Naquela noite, quando o Corola verde-oliva pousou rente à sarjeta, quem lhe esperava era Walquiria, em marron amargo. Mandou baixar o vidro.

“Você tem mulher?”

“Não achei que isso interessasse.”

“Acho bom responder. Quantas putas você tem?”

Silêncio. Poste a piscar. Depois, “Deito com quem eu quiser.”

“ Perdeu a conta? E esposa, quantas cê tem?”

“Uma só.”

“Uma só. Vai sustentar Suelen? Vai deixar sua esposa pra sustentar Suelen? Vai levar pra casa, apresentar pra sua família? Então deixe de apaixonar a menina pra pagar menos. Não sei onde mais cê fode, mas aqui é tabelado. E ela não tá aqui hoje, não. Botei pra ir atrás de quem tenha, chega de dar pra liso.”
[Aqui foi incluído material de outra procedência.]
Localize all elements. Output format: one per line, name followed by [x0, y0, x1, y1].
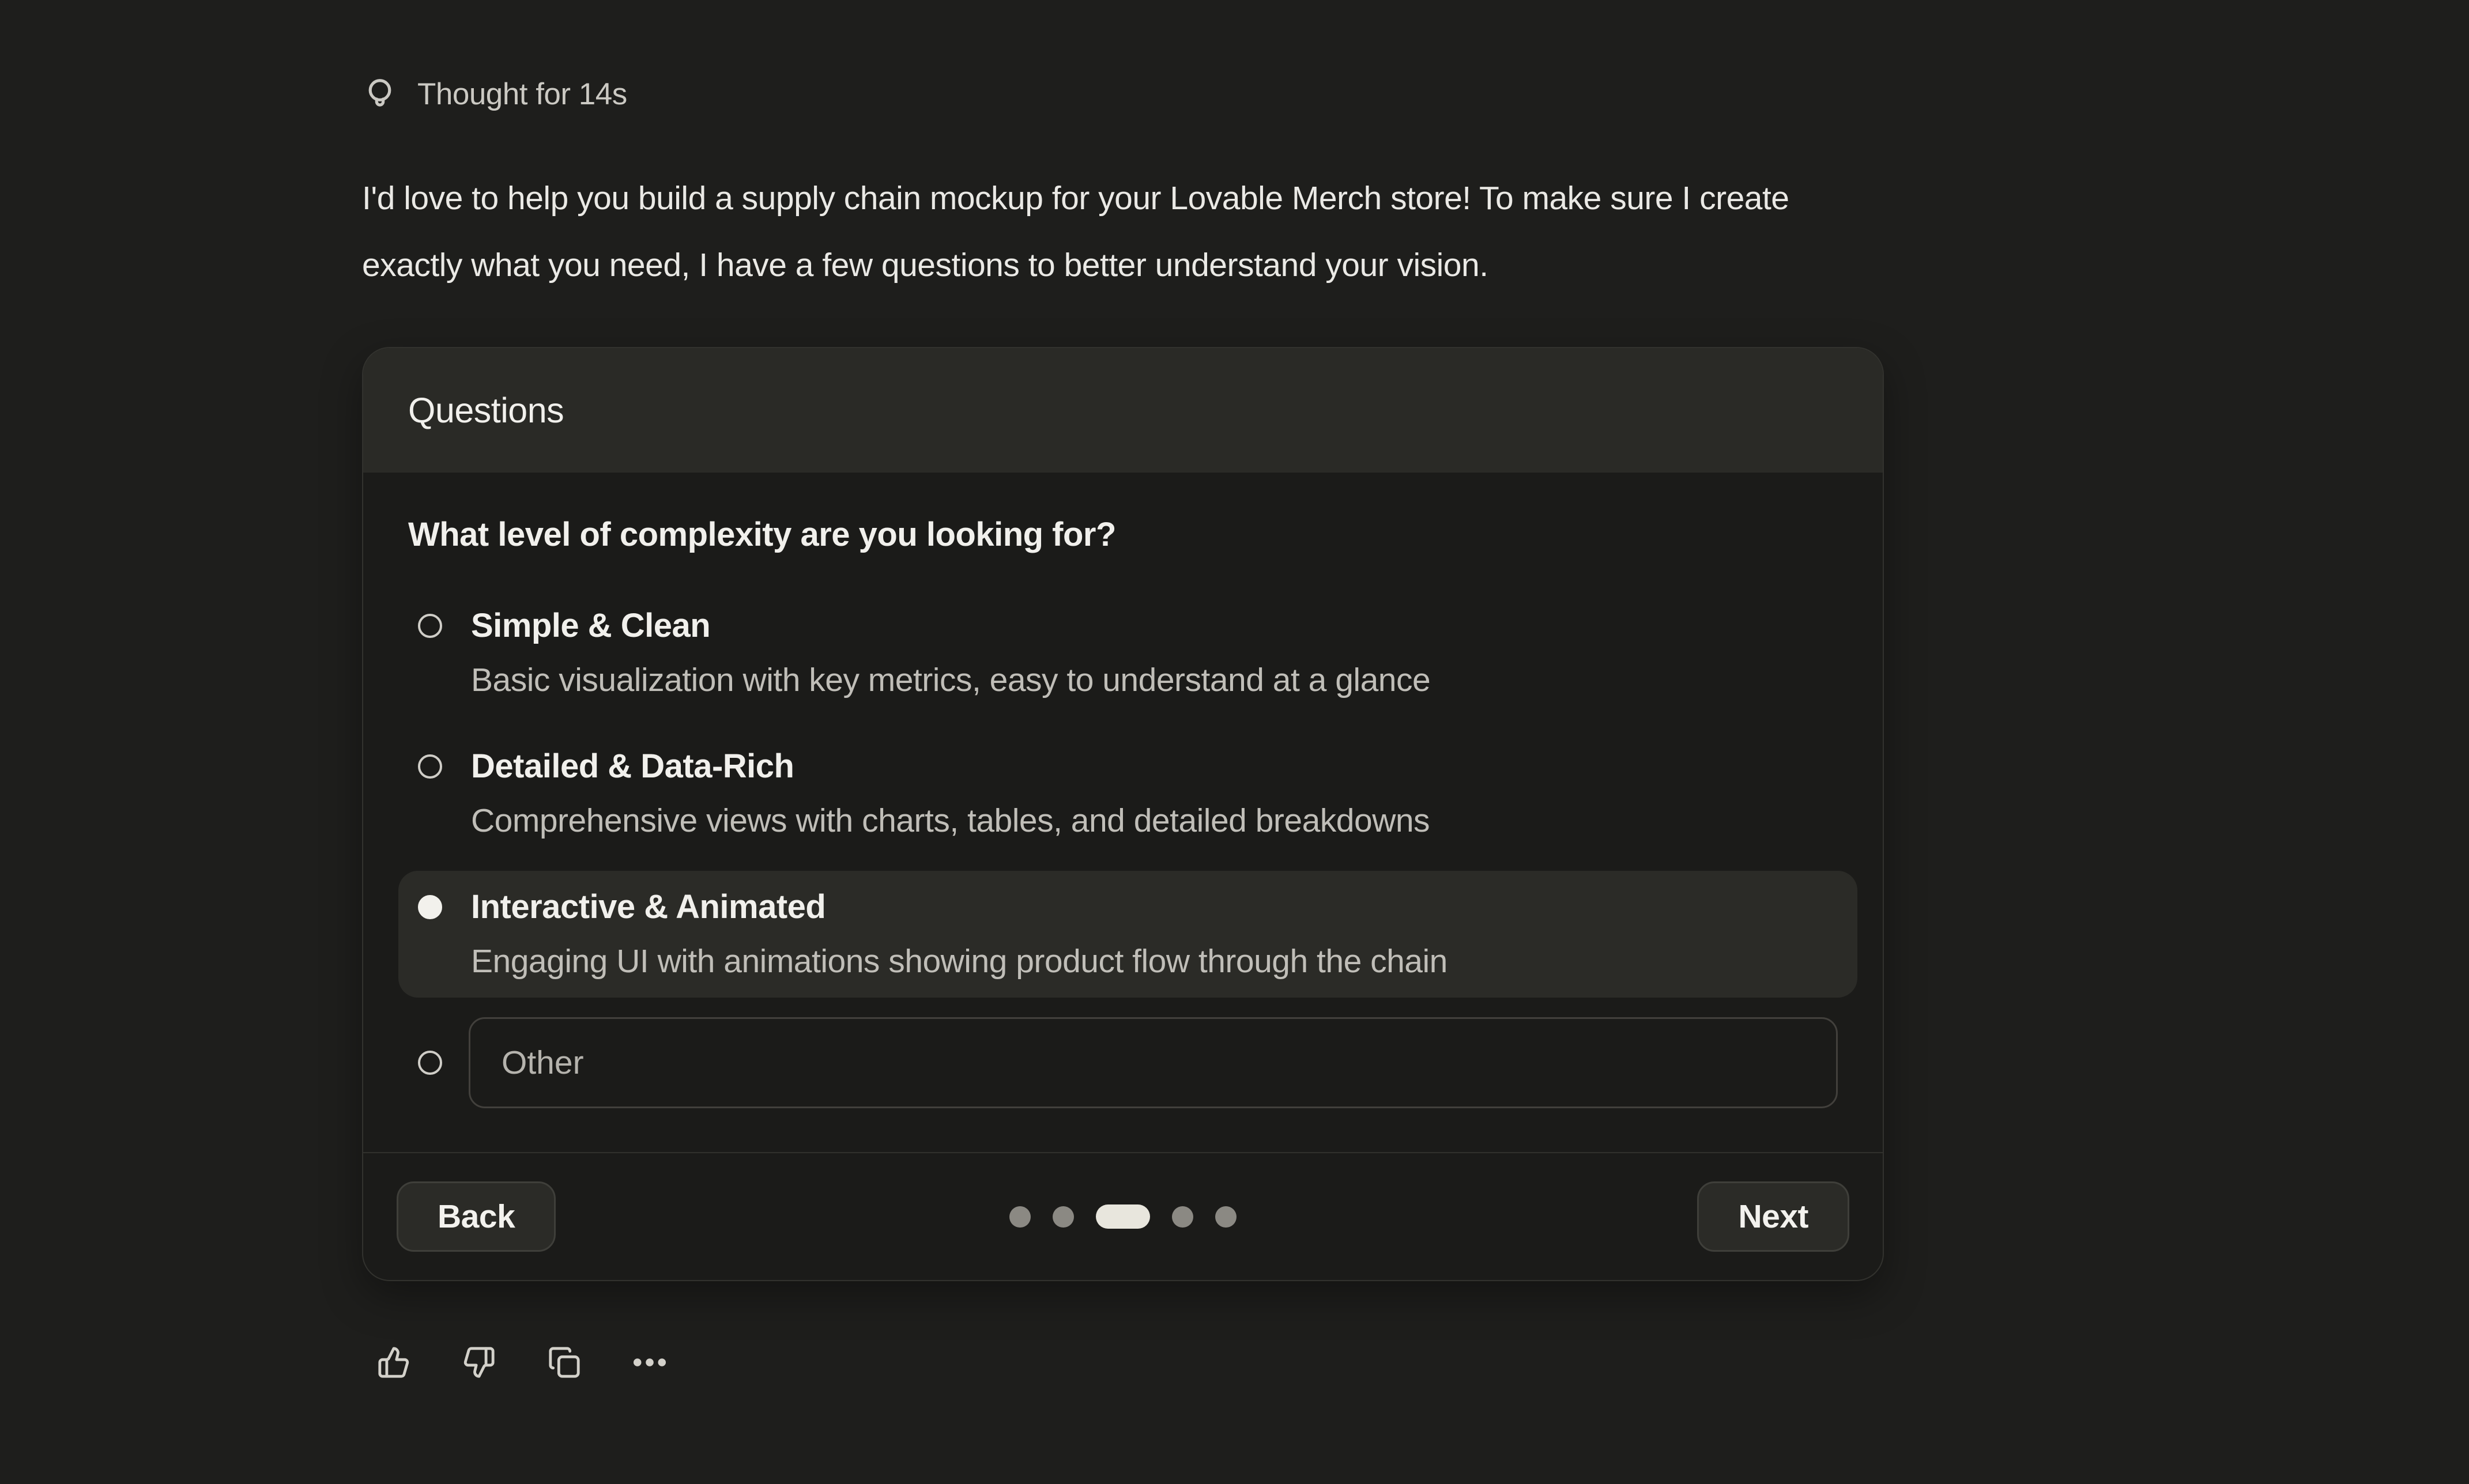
- radio-selected-icon[interactable]: [418, 895, 442, 919]
- option-detailed-data-rich[interactable]: Detailed & Data-Rich Comprehensive views…: [398, 730, 1857, 857]
- option-text: Interactive & Animated Engaging UI with …: [471, 880, 1448, 988]
- pagination-dots: [1009, 1204, 1237, 1229]
- questions-card-header: Questions: [363, 348, 1883, 473]
- copy-icon: [548, 1346, 581, 1379]
- option-text: Detailed & Data-Rich Comprehensive views…: [471, 739, 1430, 848]
- more-options-icon: [633, 1346, 666, 1379]
- copy-button[interactable]: [548, 1346, 581, 1379]
- assistant-message: I'd love to help you build a supply chai…: [362, 165, 2469, 299]
- next-button[interactable]: Next: [1697, 1181, 1849, 1252]
- questions-card-body: What level of complexity are you looking…: [363, 473, 1883, 1152]
- thumbs-up-icon: [377, 1346, 410, 1379]
- lightbulb-icon: [362, 76, 398, 112]
- pagination-dot[interactable]: [1009, 1206, 1031, 1228]
- radio-icon[interactable]: [418, 614, 442, 638]
- radio-icon[interactable]: [418, 1051, 442, 1075]
- back-button[interactable]: Back: [397, 1181, 556, 1252]
- option-simple-clean[interactable]: Simple & Clean Basic visualization with …: [398, 590, 1857, 716]
- option-other[interactable]: [398, 1017, 1838, 1108]
- options-list: Simple & Clean Basic visualization with …: [408, 590, 1838, 1108]
- pagination-dot[interactable]: [1053, 1206, 1074, 1228]
- questions-card-footer: Back Next: [363, 1152, 1883, 1280]
- thumbs-down-icon: [462, 1346, 496, 1379]
- more-options-button[interactable]: [633, 1346, 666, 1379]
- option-interactive-animated[interactable]: Interactive & Animated Engaging UI with …: [398, 871, 1857, 998]
- option-description: Comprehensive views with charts, tables,…: [471, 794, 1430, 848]
- thumbs-up-button[interactable]: [377, 1346, 410, 1379]
- pagination-dot[interactable]: [1172, 1206, 1193, 1228]
- other-input[interactable]: [469, 1017, 1838, 1108]
- option-text: Simple & Clean Basic visualization with …: [471, 599, 1430, 707]
- assistant-message-line: I'd love to help you build a supply chai…: [362, 180, 1789, 217]
- card-title: Questions: [408, 390, 564, 431]
- assistant-message-line: exactly what you need, I have a few ques…: [362, 247, 1488, 284]
- chat-message-block: Thought for 14s I'd love to help you bui…: [0, 0, 2469, 1379]
- pagination-dot-active[interactable]: [1096, 1204, 1150, 1229]
- pagination-dot[interactable]: [1215, 1206, 1237, 1228]
- message-actions: [362, 1346, 2469, 1379]
- option-label: Simple & Clean: [471, 599, 1430, 653]
- thought-label: Thought for 14s: [417, 77, 627, 112]
- radio-icon[interactable]: [418, 754, 442, 779]
- option-label: Interactive & Animated: [471, 880, 1448, 934]
- option-description: Basic visualization with key metrics, ea…: [471, 653, 1430, 707]
- thumbs-down-button[interactable]: [462, 1346, 496, 1379]
- option-description: Engaging UI with animations showing prod…: [471, 934, 1448, 988]
- option-label: Detailed & Data-Rich: [471, 739, 1430, 794]
- thought-toggle[interactable]: Thought for 14s: [362, 76, 627, 112]
- question-text: What level of complexity are you looking…: [408, 515, 1838, 554]
- questions-card: Questions What level of complexity are y…: [362, 347, 1884, 1281]
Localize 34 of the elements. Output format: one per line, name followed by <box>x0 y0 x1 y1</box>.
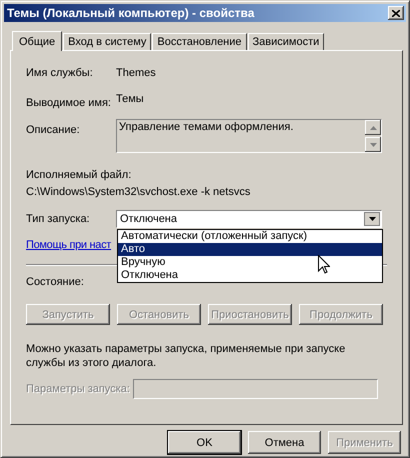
field-label: Имя службы: <box>26 67 94 79</box>
scroll-down-button[interactable] <box>365 137 381 152</box>
field-label: Исполняемый файл: <box>26 169 132 181</box>
field-value: Темы <box>116 93 144 105</box>
startup-type-dropdown[interactable]: Отключена <box>116 210 382 228</box>
dialog-button[interactable]: OK <box>168 431 241 454</box>
field-label: Тип запуска: <box>26 213 91 225</box>
caret-icon <box>368 217 376 221</box>
tab[interactable]: Вход в систему <box>63 33 152 50</box>
dropdown-option[interactable]: Вручную <box>118 256 382 269</box>
mouse-cursor-icon <box>318 255 330 274</box>
tab[interactable]: Восстановление <box>152 33 247 50</box>
close-icon <box>392 10 400 16</box>
down-arrow-icon <box>370 142 376 146</box>
dropdown-option[interactable]: Отключена <box>118 269 382 282</box>
field-label: Параметры запуска: <box>26 383 130 395</box>
scroll-up-button[interactable] <box>365 120 381 135</box>
note-text: Можно указать параметры запуска, применяемые при запуске службы из этого диалога. <box>26 342 346 370</box>
up-arrow-icon <box>370 126 376 130</box>
close-button[interactable] <box>388 6 404 20</box>
description-box: Управление темами оформления. <box>116 119 382 153</box>
tab[interactable]: Общие <box>12 31 62 51</box>
executable-path: C:\Windows\System32\svchost.exe -k netsvcs <box>26 186 252 198</box>
dropdown-button[interactable] <box>364 212 380 226</box>
dialog-button[interactable]: Отмена <box>248 431 321 454</box>
help-link[interactable]: Помощь при наст <box>26 239 112 251</box>
field-value: Themes <box>116 67 156 79</box>
dropdown-option[interactable]: Авто <box>118 243 382 256</box>
field-label: Выводимое имя: <box>26 97 112 109</box>
field-label: Состояние: <box>26 276 84 288</box>
window-title: Темы (Локальный компьютер) - свойства <box>7 6 254 20</box>
dropdown-option[interactable]: Автоматически (отложенный запуск) <box>118 230 382 243</box>
tab[interactable]: Зависимости <box>248 33 324 50</box>
field-label: Описание: <box>26 124 81 136</box>
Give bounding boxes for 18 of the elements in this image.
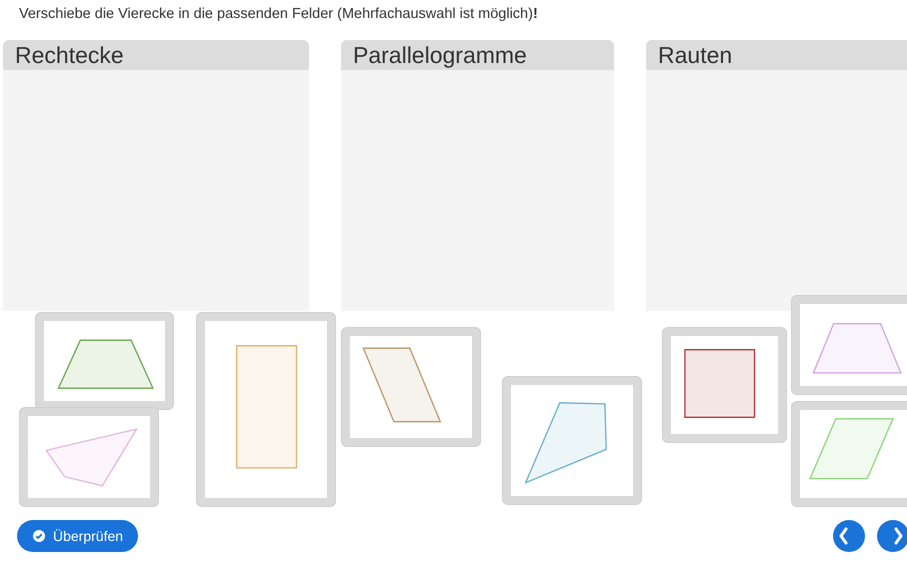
shape-card[interactable] xyxy=(792,296,907,394)
drop-zone-title: Rechtecke xyxy=(15,42,124,68)
drop-zone-title: Rauten xyxy=(658,42,732,68)
chevron-right-icon xyxy=(894,528,902,544)
drop-zone[interactable]: Parallelogramme xyxy=(341,40,614,311)
next-button[interactable] xyxy=(877,520,907,552)
instruction-text: Verschiebe die Vierecke in die passenden Felder (Mehrfachauswahl ist möglich)! xyxy=(19,6,538,22)
check-icon xyxy=(33,530,45,542)
shape-card[interactable] xyxy=(663,328,786,442)
chevron-left-icon xyxy=(840,528,848,544)
shape-card[interactable] xyxy=(342,328,480,446)
previous-button[interactable] xyxy=(833,520,865,552)
check-button[interactable]: Überprüfen xyxy=(17,520,138,552)
drop-zone[interactable]: Rauten xyxy=(646,40,907,311)
drop-zone[interactable]: Rechtecke xyxy=(3,40,309,311)
shape-card[interactable] xyxy=(36,313,173,409)
shape-card[interactable] xyxy=(792,402,907,506)
drop-zone-title: Parallelogramme xyxy=(353,42,527,68)
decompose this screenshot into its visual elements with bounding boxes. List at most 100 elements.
Pelas quatro, Suelen voltou exausta. Em beira de praia, não há decência. Trazia os bolsos recheados, as pernas e o abdômen doloridos, um baseado no canto da boca. O puteiro um puro silêncio. Estranho.

“Ele veio?”

“E foi-se embora.” Walquiria trancou-se com ela no quarto. Tinha companhia.

“Quê que eles tão fazendo aqui?”

Wal puxou-lhe o dinheiro dos bolsos e contou com dificuldade, pediu ao polícia que fizesse menos barulho “impossível se concentrar assim, Rogério! Homens, pelo amor de Deus, que zoada!” e que não estragassem o rosto da moça. 30 minutos, uma hora, hora e meia.

“Chegô! Ela trabalha amanhã!”

Saíram, levando cada um, um tanto.

“Mulher minha não se apega. Se der de graça lá fora, vai dar aqui dentro, e pra quem eu quiser. Amanhã ce vai pra praia de novo, hoje foi bem melhor. Se lave e ajeite esse quarto.”

Vestia verde-oliva.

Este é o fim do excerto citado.